Programın ilginçlikleri KGB ve cin ilişkisi ile sınırlı kalmıyor. Yazar Ömer Özkaya, Turgut Özal’ın yardımcılarından ve eski DP Genel Başkanlarından Yalçın Koçak’ın yaşadığını öne sürdüğü bir olayı anlatıyor: Güya
Koçak’ın yanına bir gün referans ile gelen bir Amerikalı: “Yalçın Bey, ben NASA’da çalışıyorum. Sakarya’da tanıdığınız bir hoca varmış beni ona götürür müsünüz demiş ve eklemiş: ‘Bizim uzayda birçok uydumuz var ve bunlar zaman, zaman bozuluyor. Sakarya’daki hocaya uyduların tamirinde cinleri kullanabilir miyiz onu soracağım.”

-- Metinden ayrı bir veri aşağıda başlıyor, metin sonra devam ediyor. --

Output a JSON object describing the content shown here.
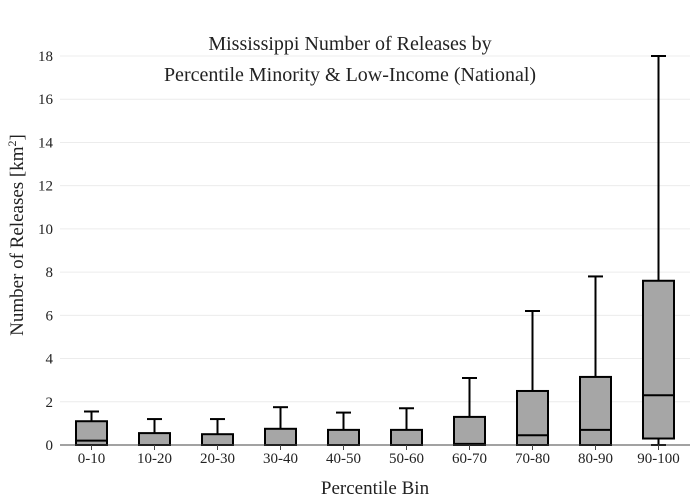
{
  "chart_data": {
    "type": "box",
    "title_lines": [
      "Mississippi Number of Releases by",
      "Percentile Minority & Low-Income (National)"
    ],
    "xlabel": "Percentile Bin",
    "ylabel_main": "Number of Releases  [km",
    "ylabel_sup": "2",
    "ylabel_end": "]",
    "ylim": [
      0,
      18
    ],
    "y_ticks": [
      0,
      2,
      4,
      6,
      8,
      10,
      12,
      14,
      16,
      18
    ],
    "grid": true,
    "box_color": "#a6a6a6",
    "categories": [
      "0-10",
      "10-20",
      "20-30",
      "30-40",
      "40-50",
      "50-60",
      "60-70",
      "70-80",
      "80-90",
      "90-100"
    ],
    "boxes": [
      {
        "low": 0,
        "q1": 0,
        "median": 0.2,
        "q3": 1.1,
        "high": 1.55
      },
      {
        "low": 0,
        "q1": 0,
        "median": 0,
        "q3": 0.55,
        "high": 1.2
      },
      {
        "low": 0,
        "q1": 0,
        "median": 0,
        "q3": 0.5,
        "high": 1.2
      },
      {
        "low": 0,
        "q1": 0,
        "median": 0,
        "q3": 0.75,
        "high": 1.75
      },
      {
        "low": 0,
        "q1": 0,
        "median": 0,
        "q3": 0.7,
        "high": 1.5
      },
      {
        "low": 0,
        "q1": 0,
        "median": 0,
        "q3": 0.7,
        "high": 1.7
      },
      {
        "low": 0,
        "q1": 0,
        "median": 0.05,
        "q3": 1.3,
        "high": 3.1
      },
      {
        "low": 0,
        "q1": 0,
        "median": 0.45,
        "q3": 2.5,
        "high": 6.2
      },
      {
        "low": 0,
        "q1": 0,
        "median": 0.7,
        "q3": 3.15,
        "high": 7.8
      },
      {
        "low": 0,
        "q1": 0.3,
        "median": 2.3,
        "q3": 7.6,
        "high": 18
      }
    ]
  }
}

Mustafa Kemal’in 88 yıllık laik ve Müslüman ülkesinde bu sözleri söyleyenleri TRT ekranına çıkarmaya cür’et edilebiliyorsa, siz hâlâ 4+4+4 ile uğraşın, laik ve tek elden yürütülen öğretim sistemi değişiyor diye feryat edin durun.
Bu satırların yazarı bu TRT’de üç yıl program yaptı. Cumhurbaşkanlarını konuşturdu, Başbakanları, Bakanları ilim ve bilim adamlarını konuk etti. Ne onlardan ne de TSK’dan tek bir uyarı almadı.
Bu halin sorumlusunu ortaya çıkarmak, bu maskara programları yaptıranları kurumun kapısından sokmamak sorumluluğu Sayın Arınç’ın değilse kimindir? Oysa Sayın Arınç hem iyi bir hukukçu hem de Atatürk devrimlerine, TC. Devleti’ne bağlılık yeminini Atatürk’ün kürsüsünde etmiş bir Türk vatandaşı siyasetçidir.
Bu olay eğer bundan sadece 10 yıl önce olsaydı, gök kubbe üstümüze iner, ne iktidar kalırdı ne de halkın rızkından kesilen vergilerle kurulan Devletin TRT’si kalırdı.
Bir ülkenin 2 yıl aynı iktidarla birlikte görev yapmış 26. Genelkurmay Başkanı Silivri’de özel yetkili mahkemede yargılanıyorsa, bazı yobazlar ellerinde sopalarla Atatürk’ün heykeline çıkıp: “Biz iktidarız. Sivas’ta yaktık gene yakarız!” diyebiliyorsa, biz sadece Cumhuriyetimizi değil, Devletimizi de elimizin altından kaydırmışız da haberimiz yok!